Freeport menolak perubahan KK menjadi IUPK.  Adkerson mengatakan, Freeport berkomitmen untuk menaati kebijakan yang telah dibuat Pemerintah Indonesia. Namun memang, Freeport belum menerima ketentuan perubahan KK menjadi IUPK, yang menjadi syarat agar Freeport bisa mengekspor mineral olahan (konsentrat).

"Freeport berkomitmen untuk mengikuti regulasi di Indonesia. Kami percaya selama ini sudah kami jalankan. Tapi untuk KK memang pemerintah dan Freeport belum mencapai kesepakatan dimana KK dipakai untuk melanjutkan operasi," kata Adkerson saat itu.

Berdasarkan rekomendasi dari pengacara internasional, Kontrak Karya tetap berlaku bagi Freeport, dan kontrak yang telah dijalani selam 50 tahun tersebut tidak bisa diputus secara sepihak.

Jonan meminta Freeport tidak alergi dengan divestasi hingga 51 persen sesuai tercantum dalam KK pertama antara Freeport dan Pemerintah Indonesia dan juga ditegaskan dalam PP Nomor 1 tahun 2017.

"Divestasi 51 persen adalah aspirasi rakyat Indonesia yang ditegaskan Bapak Presiden agar Freeport dapat bermitra dengan pemerintah sehingga jaminan kelangsungan usaha dapat berjalan dengan baik dan rakyat Indonesia serta Papua khususnya juga ikut menikmati sebagai pemilik tambang emas dan tembaga terbesar di Indonesia," ujarnya.

Salah satu bentuk protes Freeport terhadap aturan tersebut adalah penghentian aktivitas pada pertengahan Februari lalu. Selama ini Freeport mengirim produksi 40 persen konsentrat ke smelter di Gresik dan mengekspor 60 persen produksi. Namun, sejak adanya Peraturan Pemerintah Nomor 1 Tahun 2017, Freeport tidak bisa lagi mengekspor konsentrat karena statusnya masih Kontrak Karya. 

Bahkan, Freeport sampai melakukan pemutusan hubungan kerja (PHK) terhadap karyawan.
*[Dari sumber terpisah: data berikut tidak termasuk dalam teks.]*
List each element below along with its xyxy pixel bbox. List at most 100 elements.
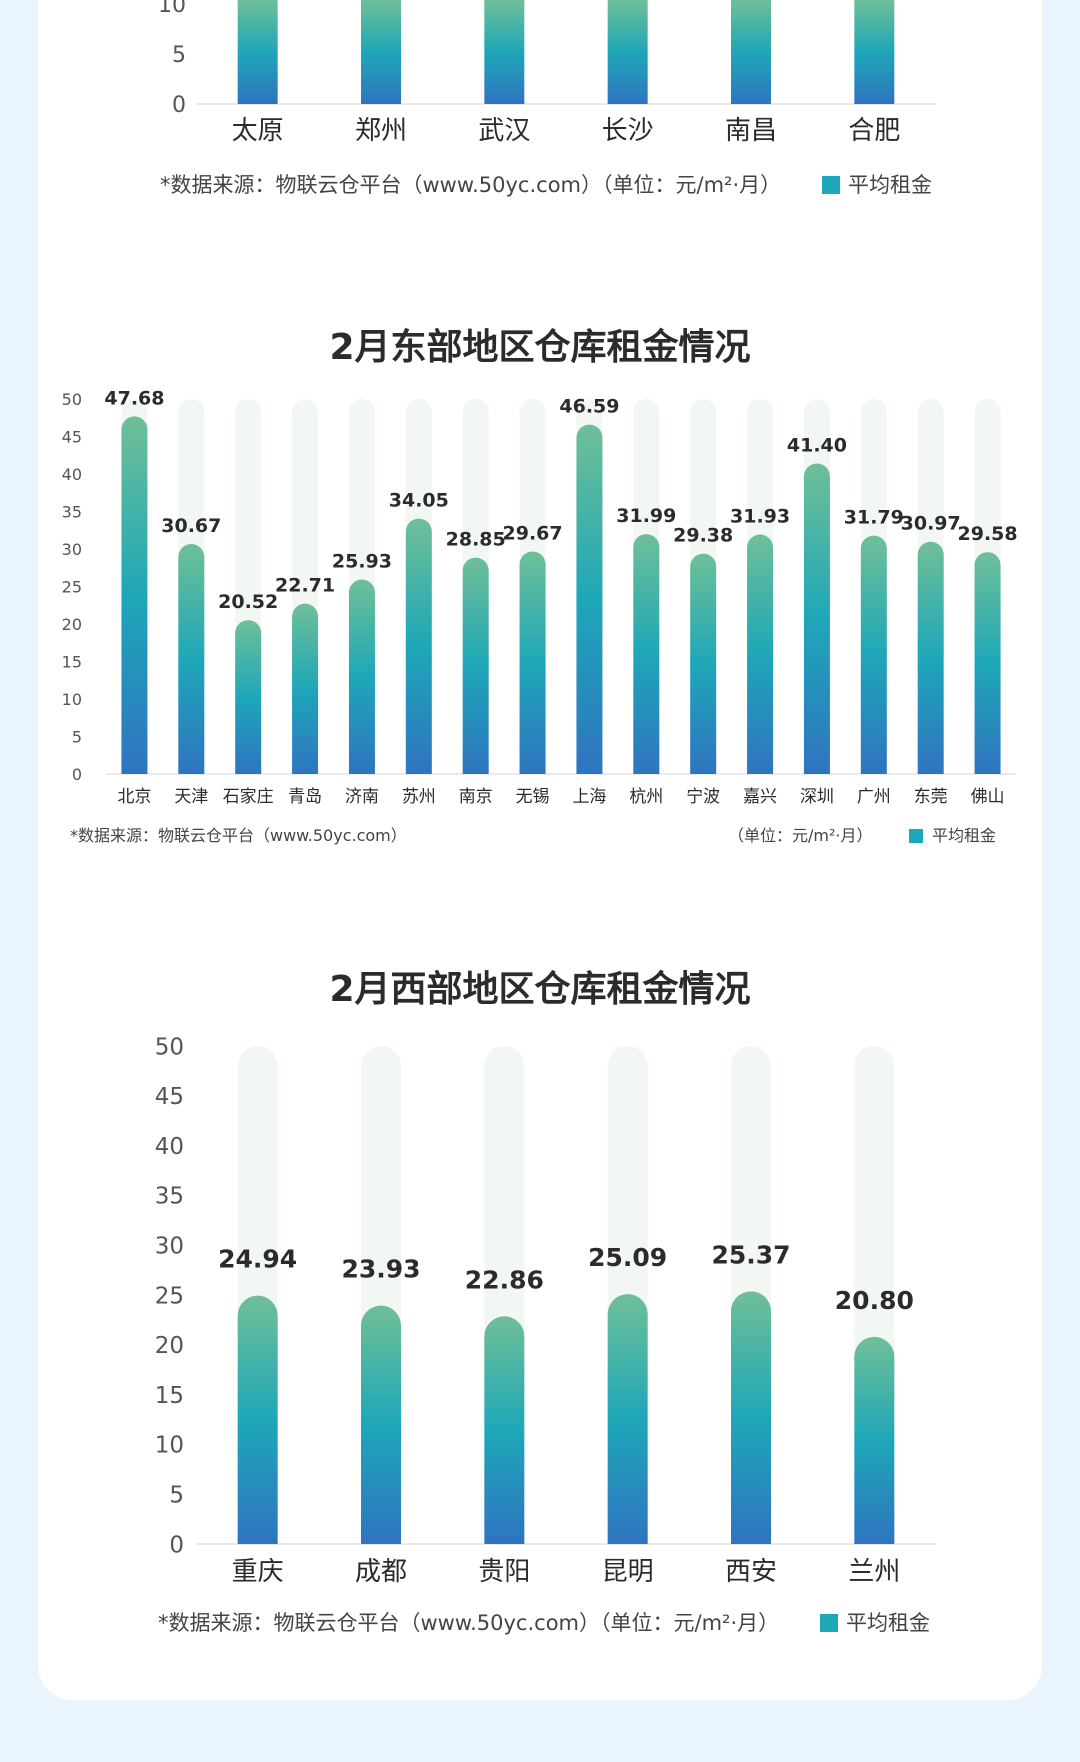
source-note: *数据来源：物联云仓平台（www.50yc.com） <box>70 826 407 845</box>
bar <box>854 0 895 104</box>
category-label: 广州 <box>857 787 891 807</box>
legend-swatch <box>909 829 923 843</box>
bar <box>860 535 887 774</box>
bar <box>405 518 432 774</box>
category-label: 石家庄 <box>223 787 274 807</box>
category-label: 天津 <box>174 787 208 807</box>
data-label: 22.86 <box>465 1265 544 1294</box>
y-tick-label: 10 <box>155 1433 184 1459</box>
y-tick-label: 0 <box>169 1532 184 1558</box>
legend-swatch <box>820 1614 838 1632</box>
bar <box>235 620 262 774</box>
y-tick-label: 25 <box>155 1283 184 1309</box>
bar <box>519 551 546 774</box>
data-label: 31.93 <box>730 506 790 528</box>
category-label: 昆明 <box>602 1557 654 1587</box>
data-label: 30.97 <box>901 513 961 535</box>
data-label: 25.37 <box>711 1240 790 1269</box>
category-label: 贵阳 <box>478 1557 530 1587</box>
bar <box>292 603 319 774</box>
y-tick-label: 30 <box>62 540 82 559</box>
bar <box>484 1316 525 1544</box>
legend-label: 平均租金 <box>846 1611 930 1635</box>
data-label: 28.85 <box>446 529 506 551</box>
bar <box>917 541 944 774</box>
bar <box>607 0 648 104</box>
y-tick-label: 35 <box>155 1184 184 1210</box>
bar <box>361 1305 402 1544</box>
data-label: 29.38 <box>673 525 733 547</box>
central-bar-chart: 0 5 10 太原 郑州 武汉 长沙 南昌 合肥 *数据来源：物联云仓平台（www.50yc.co… <box>158 0 936 197</box>
data-label: 20.80 <box>835 1286 914 1315</box>
category-label: 苏州 <box>402 787 436 807</box>
bar <box>121 416 148 774</box>
data-label: 29.58 <box>958 523 1018 545</box>
y-tick-label: 35 <box>62 502 82 521</box>
y-tick-label: 10 <box>62 690 82 709</box>
y-tick-label: 0 <box>72 765 82 784</box>
y-tick-label: 15 <box>62 652 82 671</box>
y-tick-label: 30 <box>155 1233 184 1259</box>
data-label: 25.93 <box>332 551 392 573</box>
category-label: 太原 <box>232 116 284 146</box>
category-label: 上海 <box>572 787 606 807</box>
category-label: 成都 <box>355 1557 407 1587</box>
east-chart-title: 2月东部地区仓库租金情况 <box>329 327 751 368</box>
y-tick-label: 15 <box>155 1383 184 1409</box>
legend-label: 平均租金 <box>848 173 932 197</box>
category-label: 济南 <box>345 787 379 807</box>
category-label: 重庆 <box>232 1557 284 1587</box>
bar <box>348 579 375 774</box>
category-label: 东莞 <box>914 787 948 807</box>
data-label: 31.79 <box>844 507 904 529</box>
category-label: 南昌 <box>725 116 777 146</box>
bar <box>854 1336 895 1544</box>
data-label: 23.93 <box>341 1255 420 1284</box>
bar <box>747 534 774 774</box>
category-label: 宁波 <box>686 787 720 807</box>
data-label: 34.05 <box>389 490 449 512</box>
category-label: 西安 <box>725 1557 777 1587</box>
y-tick-label: 20 <box>62 615 82 634</box>
bar <box>633 534 660 774</box>
data-label: 31.99 <box>616 505 676 527</box>
data-label: 29.67 <box>503 522 563 544</box>
category-label: 深圳 <box>800 787 834 807</box>
bar <box>576 424 603 774</box>
east-bar-chart: 0 5 10 15 20 25 30 35 40 45 50 47.68 北京 30.67 天津 20.52 石… <box>62 387 1018 845</box>
category-label: 南京 <box>459 787 493 807</box>
category-label: 郑州 <box>355 116 407 146</box>
y-tick-label: 10 <box>158 0 186 18</box>
y-tick-label: 45 <box>155 1084 184 1110</box>
bar <box>803 463 830 774</box>
category-label: 杭州 <box>629 787 663 807</box>
category-label: 北京 <box>117 787 151 807</box>
y-tick-label: 45 <box>62 427 82 446</box>
bar <box>178 543 205 774</box>
legend-label: 平均租金 <box>932 826 996 845</box>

Kepala Dinas ESDM Provinsi Papua Barat Bangun S Manurung‎ mengatakan, terdapat 2.150 pekerja kontrak yang terkena dampak pengurangan kegiatan operasi Freeport, terdiri dari 2.075 pekerja nasional dan 75 tenaga kerja asing.

Dari 2.150 pekerja yang terkena dampak, sebanyak 2.066‎ pekerja kontraktor tersebut mengalami PHK, 50 pekerja dirumahkan dan 34 pekerja dipindahkan untuk mengerjakan proyek lain, di luar kegiatan tambang Freeport.

Bentuk lain protes Freeport adalah mengancam membawa sengketa KK usai penerbitan Peraturan Pemerintah (PP) Nomor 1 Tahun 2017 dengan pemerintah Indonesia ke arbitrase. 

Negosiasi kontrak karya Freeport ini sebenarnya sudah terjadi sejak pemerintahan Presiden Susilo Bambang Yudhoyono. Namun baru kali ini negosiasi bisa menghasilkan keputusan. Freeport bersedia untuk melempas 51 persen saham sesuai dengan Undang-Undang Minerba dan aturan bawahannya.